Atasi Krisis Air di Bontoa, Pemkab Maros Kucurkan Rp2 Miliar Genjot Kapasitas IPA Bantimurung

Bupati Maros Chaidir Syam memberikan keterangan pers usai Rapat Paripurna Ranperda Pertanggungjawaban APBD 2025 di Gedung DPRD Maros, Sulawesi Selatan, Rabu (29/7/2026).

MAROS, BERITA-SULSEL.COM – Pemerintah Kabupaten (Pemkab) Maros mengalokasikan anggaran sekitar Rp2 miliar dari Anggaran Pendapatan dan Belanja Daerah (APBD) untuk membenahi infrastruktur air bersih.
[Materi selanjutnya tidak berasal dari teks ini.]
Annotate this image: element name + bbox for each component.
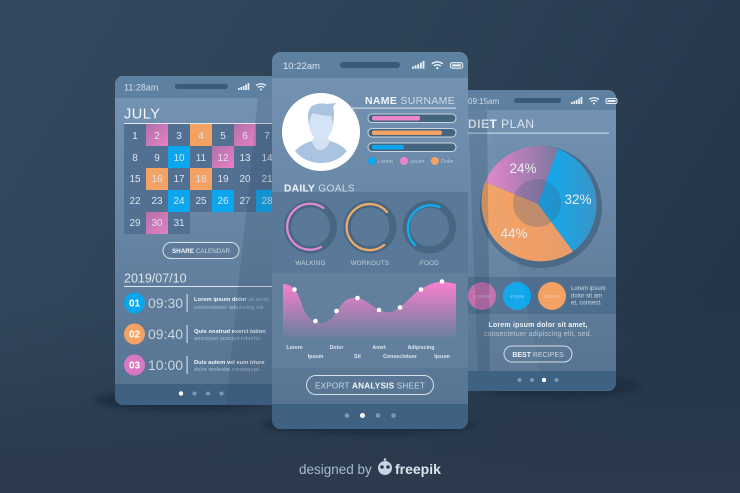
legend band with circles: dolor sit am — [571, 294, 602, 300]
schedule list: 03 — [129, 360, 140, 372]
pie chart: 44% — [500, 226, 528, 241]
header bar left: 11:28am — [124, 82, 158, 92]
panel: right phone diet plan — [450, 90, 617, 391]
footer bar centre — [272, 404, 468, 429]
area chart panel: Lorem — [286, 345, 303, 351]
area chart panel — [272, 273, 468, 368]
progress bars — [368, 114, 456, 152]
calendar grid: 5 — [220, 131, 226, 142]
heading: daily goals: DAILY GOALS — [284, 184, 355, 194]
calendar grid: 9 — [154, 153, 160, 164]
calendar grid: 28 — [261, 196, 273, 207]
calendar grid: 22 — [129, 196, 141, 207]
schedule list: 09:40 — [148, 326, 183, 342]
header bar centre: 10:22am — [283, 61, 320, 72]
schedule list: consectetuer adipiscing elit. — [194, 305, 266, 311]
schedule list: 01 — [129, 298, 140, 310]
legend band with circles: IPSUM — [510, 294, 524, 299]
calendar grid: 21 — [261, 174, 273, 185]
calendar grid: 11 — [196, 153, 207, 164]
footer bar right — [450, 371, 616, 391]
calendar grid: 17 — [173, 174, 185, 185]
calendar grid: 30 — [151, 218, 163, 229]
footer bar left — [115, 384, 290, 405]
button: share calendar — [163, 242, 239, 258]
calendar grid: 13 — [239, 153, 251, 164]
legend band with circles: DOLOR — [544, 294, 561, 299]
calendar grid: 23 — [151, 196, 163, 207]
calendar grid: 1 — [132, 131, 138, 142]
profile name: NAME SURNAME — [365, 95, 455, 107]
calendar grid: 29 — [129, 218, 141, 229]
calendar grid: 2 — [154, 131, 160, 142]
schedule list: Lorem ipsum dolor sit amet, — [194, 297, 270, 303]
button: best recipes: BEST RECIPES — [512, 352, 564, 359]
calendar grid: 20 — [239, 174, 251, 185]
diet text block: consectetuer adipiscing elit, sed. — [484, 331, 592, 338]
button: export analysis sheet — [306, 376, 434, 394]
legend band with circles: LOREM — [474, 294, 490, 299]
bar legend — [368, 157, 454, 165]
area chart panel: Adipiscing — [407, 345, 435, 351]
calendar grid: 25 — [195, 196, 207, 207]
header bar left — [115, 76, 290, 98]
goals panel: WALKING — [295, 260, 326, 267]
diet text block: Lorem ipsum dolor sit amet, — [488, 322, 588, 329]
schedule list: Quis nostrud exerci tation — [194, 329, 266, 335]
area chart panel: Ipsum — [308, 354, 324, 360]
calendar grid: 3 — [176, 131, 182, 142]
credit: designed by freepik: freepik — [395, 461, 441, 477]
calendar grid: 10 — [173, 153, 185, 164]
area chart panel: Ipsum — [434, 354, 450, 360]
button: export analysis sheet: EXPORT ANALYSIS SHEET — [315, 382, 425, 390]
calendar grid: 7 — [264, 131, 270, 142]
icon: freepik mascot — [378, 458, 392, 475]
avatar — [282, 93, 360, 171]
button: share calendar: SHARE CALENDAR — [172, 248, 230, 255]
schedule list: dolor molestie consequat. — [194, 367, 260, 373]
schedule list: 02 — [129, 330, 140, 340]
area chart panel: Consectetuer — [383, 354, 417, 360]
calendar grid: 15 — [129, 174, 141, 185]
calendar grid — [124, 124, 274, 234]
header bar centre — [272, 52, 468, 78]
goals panel: WORKOUTS — [351, 260, 389, 267]
credit: designed by freepik: designed by — [299, 462, 372, 477]
header bar right — [450, 90, 617, 110]
pie chart: 32% — [564, 192, 592, 207]
pie chart — [480, 146, 602, 268]
legend band with circles — [450, 277, 616, 314]
goals panel: FOOD — [420, 260, 439, 267]
calendar grid: 14 — [261, 153, 273, 164]
legend band with circles: et, consect. — [571, 300, 602, 306]
legend band with circles: Lorem ipsum — [571, 286, 606, 292]
calendar grid: 4 — [198, 131, 204, 142]
calendar grid: 16 — [151, 174, 163, 185]
heading: July: JULY — [124, 106, 160, 122]
header bar right: 09:15am — [468, 97, 499, 106]
phone shadows — [95, 374, 642, 435]
calendar grid: 12 — [217, 153, 229, 164]
calendar grid: 18 — [195, 174, 207, 185]
schedule list: amcorper suscipit lobortis. — [194, 336, 262, 342]
button: best recipes — [504, 346, 572, 362]
pie chart: 24% — [509, 161, 537, 176]
calendar grid: 26 — [217, 196, 229, 207]
bar legend: Dolor — [441, 159, 454, 165]
goals panel — [272, 192, 468, 273]
calendar grid: 27 — [239, 196, 251, 207]
calendar grid: 24 — [173, 196, 185, 207]
schedule list — [124, 292, 270, 376]
schedule list: 10:00 — [148, 357, 183, 373]
panel: centre phone — [272, 52, 468, 429]
heading: diet plan: DIET PLAN — [468, 117, 535, 131]
credit: designed by freepik — [299, 458, 441, 477]
bar legend: Ipsum — [410, 159, 425, 165]
calendar grid: 31 — [173, 218, 185, 229]
area chart panel: Dolor — [330, 345, 343, 351]
date heading: 2019/07/10 — [124, 272, 187, 286]
area chart panel: Amet — [372, 345, 386, 351]
panel: left phone calendar — [115, 76, 290, 405]
calendar grid: 6 — [242, 131, 248, 142]
area chart panel: Sit — [354, 354, 361, 360]
schedule list: 09:30 — [148, 295, 183, 311]
bar legend: Lorem — [378, 159, 394, 165]
diet text block — [484, 322, 592, 338]
calendar grid: 8 — [132, 153, 138, 164]
schedule list: Duis autem vel eum iriure — [194, 360, 265, 366]
calendar grid: 19 — [217, 174, 229, 185]
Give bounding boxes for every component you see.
Dana tersebut mengucur khusus untuk meningkatkan kapasitas produksi Instalasi Pengolahan Air (IPA) Bantimurung.

Melalui langkah strategis ini, Pemkab Maros menargetkan kapasitas produksi air bersih melonjak drastis, dari sebelumnya 125 liter per detik menjadi 200 liter per detik.

Bupati Maros, Chaidir Syam, menegaskan bahwa penambahan kapasitas produksi ini bertujuan utama untuk memperluas jangkauan distribusi air bersih. Pemerintah daerah memberi perhatian khusus kepada masyarakat di Kecamatan Bontoa dan sejumlah desa sekitarnya yang selama ini kerap mengalami krisis pasokan air.

Pernyataan tersebut disampaikan Chaidir usai menghadiri Rapat Paripurna Penandatanganan Persetujuan Bersama Ranperda Pertanggungjawaban Pelaksanaan APBD Tahun Anggaran 2025 di Gedung DPRD Kabupaten Maros, Rabu (29/7/2026).

“Lewat peningkatan kapasitas ini, kami berharap distribusi air bersih bisa menjangkau lebih banyak warga. Khususnya masyarakat di Kecamatan Bontoa dan desa-desa yang selama ini sangat membutuhkan pasokan air,” ujar Chaidir.

Lebih lanjut, Chaidir membeberkan dinamika skema pembiayaan proyek penambahan daya IPA Bantimurung tersebut. Pada awalnya, pemerintah daerah berencana memanfaatkan skema pinjaman untuk mendanai pengadaan peralatan pengolahan air. Kendati demikian, Pemkab Maros akhirnya membatalkan opsi pinjaman lantaran terbentur regulasi teknis.

Oleh sebab itu, Pemkab Maros mengambil keputusan cepat dengan memasukkan alokasi dana secara langsung ke dalam APBD. Langkah ini menjamin proyek peningkatan kapasitas IPA Bantimurung tetap berjalan lancar pada tahun anggaran berjalan.

“Kami tidak bisa mengeksekusi skema peminjaman karena aturan tidak memungkinkan. Akhirnya, kami mengubah strategi dengan menganggarkan langsung pembelian alat upgrading melalui APBD,” ungkap Chaidir.

Menurut Chaidir, langkah ini menjadi solutif dan krusial untuk memperkuat pelayanan dasar masyarakat Maros. Keterbatasan kapasitas produksi IPA Bantimurung selama ini memang menjadi kendala utama PDAM dalam mendistribusikan air secara merata.

Dengan hadirnya perangkat upgrading baru, sistem pengolahan akan menyuplai tambahan pasokan air bersih hingga 75 liter per detik.

“Pengadaan alat baru ini memberi kita tambahan pasokan air mencapai 75 liter per detik,” jelasnya.

Tambahan debit air tersebut tidak sekadar meningkatkan kualitas pasokan bagi pelanggan lama, melainkan juga memperluas sambungan baru ke wilayah langganan kekeringan. Kecamatan Bontoa memegang posisi sebagai wilayah prioritas utama yang bakal menikmati dampak positif dari peningkatan infrastruktur ini.

Chaidir pun menginstruksikan jajarannya untuk mempercepat proses pengadaan alat. Dengan demikian, masyarakat Bontoa dan sekitarnya bisa secepatnya menikmati suplai air bersih yang memadai.